Listing 8: ps Output
$ ps aux | head -1; ps aux | sort -rnk 4 | head -9 USER PID %CPU %MEM VSZ RSS TTY STAT START TIME COMMAND root 5088 5.0 5.2 815852 429928 pts/2 Sl+ 15:35 0:00 fio --bs=1M --ioengine=libaio --iodepth=32 --size=10g --direct=0 --runtime=60 --filename=/dev/sdf --rw=randread --numjobs=4 --name=test root 5097 2.2 0.4 783092 38248 ? Ds 15:35 0:00 fio --bs=1M --ioengine=libaio --iodepth=32 --size=10g --direct=0 --runtime=60 --filename=/dev/sdf --rw=randread --numjobs=4 --name=test root 5096 2.1 0.4 783088 38168 ? Ds 15:35 0:00 fio --bs=1M --ioengine=libaio --iodepth=32 --size=10g --direct=0 --runtime=60 --filename=/dev/sdf --rw=randread --numjobs=4 --name=test root 5095 2.0 0.4 783084 38204 ? Ds 15:35 0:00 fio --bs=1M --ioengine=libaio --iodepth=32 --size=10g --direct=0 --runtime=60 --filename=/dev/sdf --rw=randread --numjobs=4 --name=test root 5094 2.1 0.4 783080 38236 ? Ds 15:35 0:00 fio --bs=1M --ioengine=libaio --iodepth=32 --size=10g --direct=0 --runtime=60 --filename=/dev/sdf --rw=randread --numjobs=4 --name=test root 1421 0.2 0.3 1295556 29472 ? Ssl 14:51 0:05 /usr/lib/snapd/snapd root 990 0.0 0.2 107888 16912 ? Ssl 14:50 0:00 /usr/bin/python3 /usr/share/unattended-upgrades/unattended-upgrade-shutdown --wait-for-signal root 844 0.0 0.2 280452 18256 ? SLsl 14:50 0:00 /sbin/multipathd -d -s systemd+ 912 0.0 0.1 24092 10612 ? Ss 14:50 0:00 /lib/systemd/systemd-resolved
The fourth column (%MEM) is the column on which you should focus. In this example, the fio utility is consuming 5.2% of the system memory, and as soon as it exits, it will free that memory back into the larger pool of available memory for future use.
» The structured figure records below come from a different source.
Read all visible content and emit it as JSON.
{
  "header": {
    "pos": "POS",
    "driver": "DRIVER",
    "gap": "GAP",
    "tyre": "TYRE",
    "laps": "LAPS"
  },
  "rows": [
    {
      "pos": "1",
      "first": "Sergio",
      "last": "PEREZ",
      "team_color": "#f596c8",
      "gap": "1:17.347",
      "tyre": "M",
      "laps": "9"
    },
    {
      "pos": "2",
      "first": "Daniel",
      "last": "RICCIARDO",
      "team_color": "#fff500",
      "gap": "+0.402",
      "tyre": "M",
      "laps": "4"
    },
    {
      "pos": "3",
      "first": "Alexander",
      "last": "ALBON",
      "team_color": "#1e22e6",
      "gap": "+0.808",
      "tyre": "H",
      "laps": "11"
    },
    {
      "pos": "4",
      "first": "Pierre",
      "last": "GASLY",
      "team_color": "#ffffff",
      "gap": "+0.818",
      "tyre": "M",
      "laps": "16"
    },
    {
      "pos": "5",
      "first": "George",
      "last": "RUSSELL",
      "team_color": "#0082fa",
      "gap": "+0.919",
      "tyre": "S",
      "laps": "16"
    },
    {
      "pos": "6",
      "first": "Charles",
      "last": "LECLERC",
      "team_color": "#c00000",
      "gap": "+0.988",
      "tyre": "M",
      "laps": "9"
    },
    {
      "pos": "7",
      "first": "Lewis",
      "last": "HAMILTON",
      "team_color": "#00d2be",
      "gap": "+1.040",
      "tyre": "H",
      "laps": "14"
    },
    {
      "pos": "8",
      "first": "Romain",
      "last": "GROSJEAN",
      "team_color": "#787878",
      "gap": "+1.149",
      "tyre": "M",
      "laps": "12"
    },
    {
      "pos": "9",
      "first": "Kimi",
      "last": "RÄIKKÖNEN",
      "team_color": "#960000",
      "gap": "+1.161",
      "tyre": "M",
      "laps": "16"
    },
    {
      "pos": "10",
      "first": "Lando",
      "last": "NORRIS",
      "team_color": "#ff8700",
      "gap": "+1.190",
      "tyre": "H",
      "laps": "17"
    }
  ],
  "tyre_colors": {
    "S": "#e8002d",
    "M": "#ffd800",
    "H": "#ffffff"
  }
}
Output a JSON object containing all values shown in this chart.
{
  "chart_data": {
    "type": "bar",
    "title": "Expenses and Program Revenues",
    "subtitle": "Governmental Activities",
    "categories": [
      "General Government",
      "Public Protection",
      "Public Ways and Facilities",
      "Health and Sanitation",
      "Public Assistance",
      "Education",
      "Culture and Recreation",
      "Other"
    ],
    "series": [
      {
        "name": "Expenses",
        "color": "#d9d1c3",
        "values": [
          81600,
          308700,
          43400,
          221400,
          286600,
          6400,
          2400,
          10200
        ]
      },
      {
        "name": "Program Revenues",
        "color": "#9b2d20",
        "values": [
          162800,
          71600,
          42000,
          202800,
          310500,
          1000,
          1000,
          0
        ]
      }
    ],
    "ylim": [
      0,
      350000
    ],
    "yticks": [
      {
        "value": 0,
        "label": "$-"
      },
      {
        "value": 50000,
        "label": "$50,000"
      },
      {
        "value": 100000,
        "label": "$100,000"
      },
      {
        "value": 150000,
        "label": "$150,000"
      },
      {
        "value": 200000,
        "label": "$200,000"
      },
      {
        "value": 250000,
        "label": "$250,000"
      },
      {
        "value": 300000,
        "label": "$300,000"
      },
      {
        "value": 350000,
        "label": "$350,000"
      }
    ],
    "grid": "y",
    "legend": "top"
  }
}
Other things worth considering are tuning the kernel’s virtual memory subsystem with the sysctl utility. A guide of what parameters can be tuned are found in the Documentation/admin-guide/sysctl/vm.txt file of the Linux kernel source. Tunables include filesystem buffering and caching thresholds, memory swapping, and others.